Why is this important?
Well, one reason is that plants can't move. It is an energetically loosing process to capture Carbon from the atmosphere. Thus it is a price the plant pays for being, well.... stationary. Why are we so much better at gathering organic substrates? Well, that's pretty much our job - to go scavenge for stuff. Needless to say, hetrotrophs come in all shapes and sizes, not all of which have the freedom of motion, but suffice it to say that placement is important. You can't be hetrotrophic and not have access to food. Plants, on the other hand, commonly thrive in environments where there is little matter that can be thought to constitute 'food'. Their right to live in these such environments is granted by the toil of hetrotrophs.
Thus, we (as hetrotrophs) don't 'leach' off of plants in any way, and I would revise the previous definitions for the sake of a middle or high school class. I would do this to avoid confusing students about the universal questions that they may not yet understand are bothering them (I was sure confused). But this task is not easy, I was perplexed as to how to revise this definition. I will allow myself more discussion after a first attempt:
Autrotrophs make their own energy, but rely on other life for distributing of matter.
Hetrotrophs gather their own matter, but rely on other life for enegy.
The part I am troubled by lies in the phrases "distributing of matter" and "gather matter" seen here. Surely there is some more eloquent phrase to use for this, right? School children will sure have a hard time with this one. Heck, physicists will have a hard time with this one. I've described what plants get from us, but what is it that plants get from us?? We should put it into some hard physical quantity, right? Entropy? Oh heck no! It's the opposite way around, hetrotrophs create more entropy by scattering Carbon into the atmosphere. Mobility? Eh... not quite so, though it does play a role in this. Perhaps, organization? My brain contorts around applicability of this word, as it is both the answer and the anti-answer. Hetrotrophs travel to the furthest corners of forests and livable spaces and find organic substrates to burn. The matter they burn can then be used by plants to create more plant matter.
Imagine this applied to industrial processes. Think about a world where burning fuels is actually doing a favor to someone by redistributing our Earth's raw materials. New skyscrapers are built without a single truck moving material, but instead Carbon sequesters located at the pinnacle of the structure churns out Carbon nanotubes.

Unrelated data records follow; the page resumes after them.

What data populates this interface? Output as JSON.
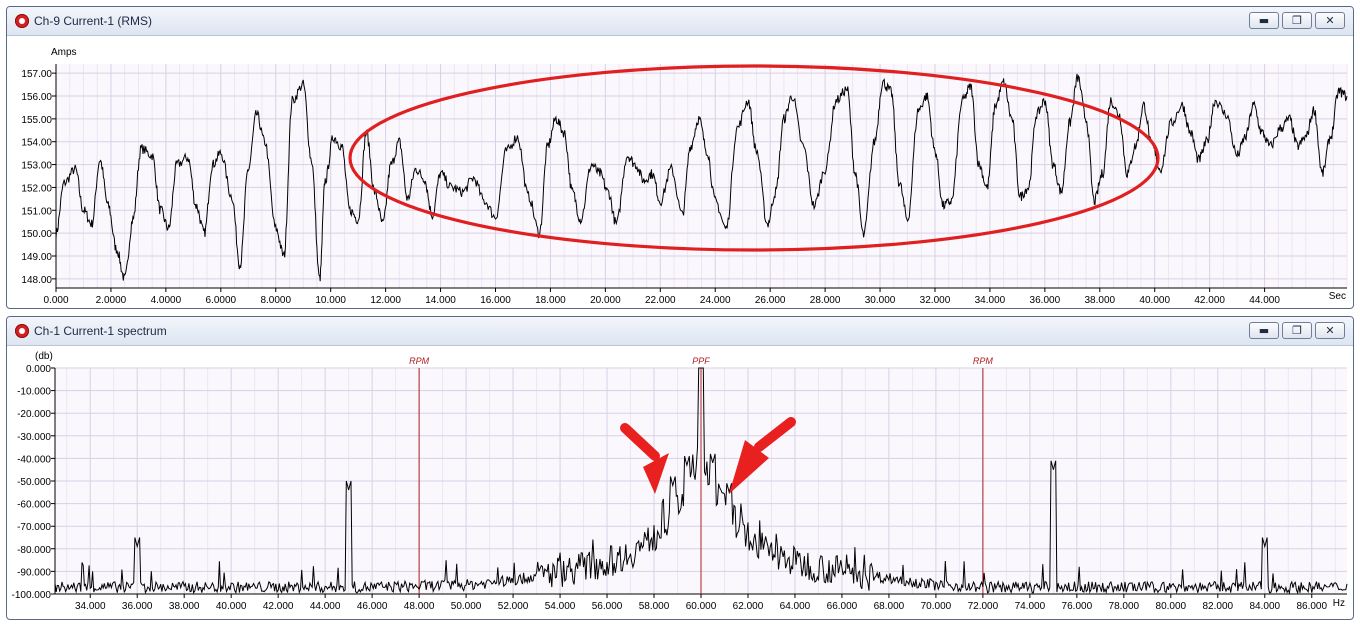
{
  "windows": [
    {
      "title": "Ch-9 Current-1 (RMS)",
      "buttons": {
        "minimize": "▬",
        "restore": "❐",
        "close": "✕"
      },
      "chart_data": {
        "type": "line",
        "ylabel": "Amps",
        "xlabel": "Sec",
        "xlim": [
          0,
          47.0
        ],
        "ylim": [
          147.6,
          157.4
        ],
        "xticks": [
          "0.000",
          "2.0000",
          "4.0000",
          "6.0000",
          "8.0000",
          "10.000",
          "12.000",
          "14.000",
          "16.000",
          "18.000",
          "20.000",
          "22.000",
          "24.000",
          "26.000",
          "28.000",
          "30.000",
          "32.000",
          "34.000",
          "36.000",
          "38.000",
          "40.000",
          "42.000",
          "44.000"
        ],
        "yticks": [
          "148.00",
          "149.00",
          "150.00",
          "151.00",
          "152.00",
          "153.00",
          "154.00",
          "155.00",
          "156.00",
          "157.00"
        ],
        "grid": true,
        "series_color": "#000000",
        "series": [
          {
            "x": [
              0,
              0.3,
              0.7,
              1.0,
              1.3,
              1.6,
              1.9,
              2.2,
              2.5,
              2.8,
              3.1,
              3.5,
              3.8,
              4.1,
              4.4,
              4.8,
              5.1,
              5.4,
              5.7,
              6.0,
              6.4,
              6.7,
              7.0,
              7.3,
              7.6,
              8.0,
              8.3,
              8.6,
              9.0,
              9.3,
              9.6,
              9.8,
              10.1,
              10.4,
              10.7,
              11.0,
              11.3,
              11.6,
              11.9,
              12.2,
              12.5,
              12.8,
              13.1,
              13.4,
              13.7,
              14.0,
              14.4,
              14.8,
              15.2,
              15.6,
              16.0,
              16.4,
              16.8,
              17.2,
              17.6,
              17.9,
              18.2,
              18.5,
              18.8,
              19.1,
              19.5,
              19.8,
              20.1,
              20.4,
              20.8,
              21.1,
              21.4,
              21.7,
              22.0,
              22.4,
              22.8,
              23.1,
              23.4,
              23.7,
              24.0,
              24.4,
              24.8,
              25.2,
              25.5,
              25.9,
              26.2,
              26.5,
              26.8,
              27.2,
              27.6,
              28.0,
              28.4,
              28.8,
              29.1,
              29.4,
              29.8,
              30.1,
              30.4,
              30.7,
              31.0,
              31.4,
              31.7,
              32.0,
              32.3,
              32.6,
              33.0,
              33.3,
              33.6,
              33.9,
              34.2,
              34.5,
              34.8,
              35.1,
              35.4,
              35.7,
              36.0,
              36.3,
              36.6,
              36.9,
              37.2,
              37.5,
              37.8,
              38.1,
              38.4,
              38.7,
              39.0,
              39.3,
              39.6,
              39.9,
              40.2,
              40.6,
              41.0,
              41.3,
              41.6,
              41.9,
              42.2,
              42.6,
              43.0,
              43.3,
              43.6,
              43.9,
              44.2,
              44.6,
              44.9,
              45.2,
              45.5,
              45.8,
              46.1,
              46.4,
              46.7,
              47.0
            ],
            "y": [
              150.0,
              152.2,
              152.8,
              151.0,
              150.4,
              153.2,
              151.2,
              149.3,
              148.0,
              150.6,
              153.7,
              153.4,
              151.0,
              150.2,
              153.0,
              153.3,
              151.2,
              150.0,
              153.0,
              153.5,
              151.6,
              148.6,
              152.8,
              155.2,
              154.0,
              150.2,
              149.0,
              155.8,
              156.5,
              153.2,
              148.0,
              152.3,
              154.2,
              153.8,
              151.0,
              150.6,
              154.4,
              151.8,
              150.4,
              153.0,
              154.0,
              151.5,
              152.8,
              152.4,
              150.8,
              152.6,
              152.0,
              151.8,
              152.4,
              151.4,
              150.7,
              153.6,
              154.2,
              151.6,
              150.0,
              153.8,
              155.0,
              154.4,
              151.8,
              150.6,
              153.0,
              152.6,
              151.8,
              150.4,
              153.4,
              153.0,
              152.3,
              152.6,
              151.4,
              152.8,
              150.8,
              153.8,
              155.0,
              153.6,
              151.4,
              150.2,
              154.6,
              155.8,
              153.6,
              150.4,
              151.8,
              155.0,
              156.0,
              153.8,
              151.2,
              152.8,
              155.8,
              156.3,
              152.6,
              149.9,
              154.0,
              156.6,
              156.2,
              152.2,
              150.6,
              155.4,
              156.0,
              153.6,
              151.2,
              151.4,
              155.8,
              156.4,
              153.0,
              152.0,
              155.6,
              156.6,
              155.0,
              151.6,
              152.0,
              155.2,
              155.8,
              153.0,
              151.8,
              154.8,
              156.8,
              155.0,
              151.4,
              152.6,
              155.8,
              155.2,
              152.6,
              153.8,
              155.6,
              153.8,
              152.8,
              154.8,
              155.6,
              154.4,
              153.2,
              154.0,
              155.8,
              155.2,
              153.4,
              154.2,
              155.6,
              154.4,
              153.8,
              154.6,
              155.0,
              153.8,
              154.2,
              155.4,
              152.6,
              154.2,
              156.2,
              156.0
            ]
          }
        ],
        "annotations": [
          {
            "type": "ellipse",
            "color": "#e02020"
          }
        ]
      }
    },
    {
      "title": "Ch-1 Current-1 spectrum",
      "buttons": {
        "minimize": "▬",
        "restore": "❐",
        "close": "✕"
      },
      "chart_data": {
        "type": "line",
        "ylabel": "(db)",
        "xlabel": "Hz",
        "xlim": [
          32.5,
          87.5
        ],
        "ylim": [
          -100,
          0
        ],
        "xticks": [
          "34.000",
          "36.000",
          "38.000",
          "40.000",
          "42.000",
          "44.000",
          "46.000",
          "48.000",
          "50.000",
          "52.000",
          "54.000",
          "56.000",
          "58.000",
          "60.000",
          "62.000",
          "64.000",
          "66.000",
          "68.000",
          "70.000",
          "72.000",
          "74.000",
          "76.000",
          "78.000",
          "80.000",
          "82.000",
          "84.000",
          "86.000"
        ],
        "yticks": [
          "0.000",
          "-10.000",
          "-20.000",
          "-30.000",
          "-40.000",
          "-50.000",
          "-60.000",
          "-70.000",
          "-80.000",
          "-90.000",
          "-100.000"
        ],
        "grid": true,
        "series_color": "#000000",
        "markers": [
          {
            "label": "RPM",
            "x": 48.0,
            "color": "#b02020"
          },
          {
            "label": "PPF",
            "x": 60.0,
            "color": "#b02020"
          },
          {
            "label": "RPM",
            "x": 72.0,
            "color": "#b02020"
          }
        ],
        "peaks": [
          {
            "x": 36.0,
            "y": -79
          },
          {
            "x": 45.0,
            "y": -54
          },
          {
            "x": 58.8,
            "y": -52
          },
          {
            "x": 59.4,
            "y": -43
          },
          {
            "x": 60.0,
            "y": 0
          },
          {
            "x": 60.5,
            "y": -42
          },
          {
            "x": 61.2,
            "y": -55
          },
          {
            "x": 75.0,
            "y": -45
          },
          {
            "x": 84.0,
            "y": -79
          }
        ],
        "envelope": {
          "x": [
            32.5,
            40,
            46,
            50,
            52,
            54,
            56,
            57,
            58,
            59,
            60,
            61,
            62,
            63,
            64,
            66,
            68,
            70,
            72,
            76,
            80,
            87.5
          ],
          "y": [
            -97,
            -97,
            -97,
            -96,
            -94,
            -90,
            -86,
            -82,
            -75,
            -62,
            -40,
            -62,
            -75,
            -82,
            -86,
            -90,
            -93,
            -96,
            -97,
            -97,
            -97,
            -97
          ]
        },
        "annotations": [
          {
            "type": "arrow",
            "color": "#e82020"
          },
          {
            "type": "arrow",
            "color": "#e82020"
          }
        ]
      }
    }
  ]
}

When the building has reached the end of its life, you don't have to pay anyone to take it away, but are instead are paid by someone to let them take it away and burn it for energy. The energy is used and the Carbon atoms once again float to the top of our highest buildings.

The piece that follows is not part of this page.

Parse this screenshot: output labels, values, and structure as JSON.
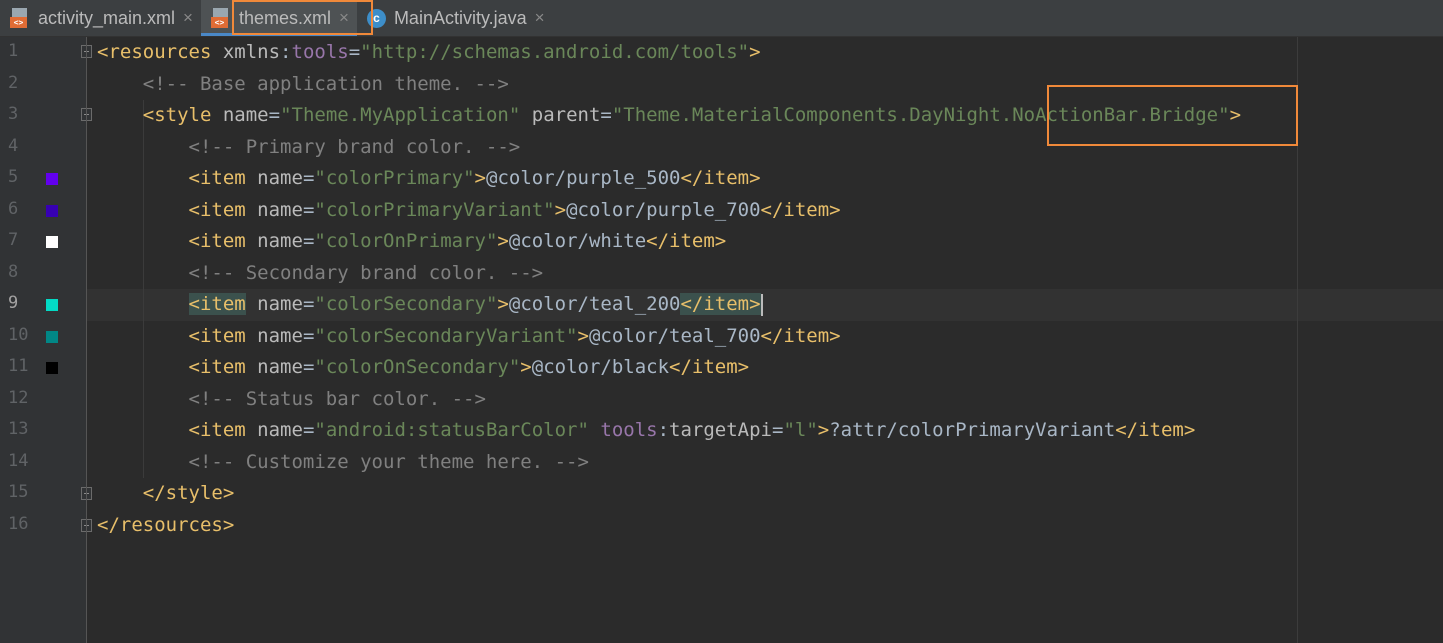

This elegant and strange process, my friends, isn't just the miracle of life. This is the miracle of gas. This is the miracle of liquids. The ability for things to disperse in certain conditions, while at the same time not disperse under other conditions, is the bane of our existence.
While we, as humans, use fluid processes to efficiently accomplish many isolated processes, a world-wide balance that contributes to our productivity is something that human society is far far away from. But someday we will live in such a balance. For now, I would encourage the reader to prep themselves for the kind of mentality that such a society will require. Think long and hard about what plants gain from our chemistry.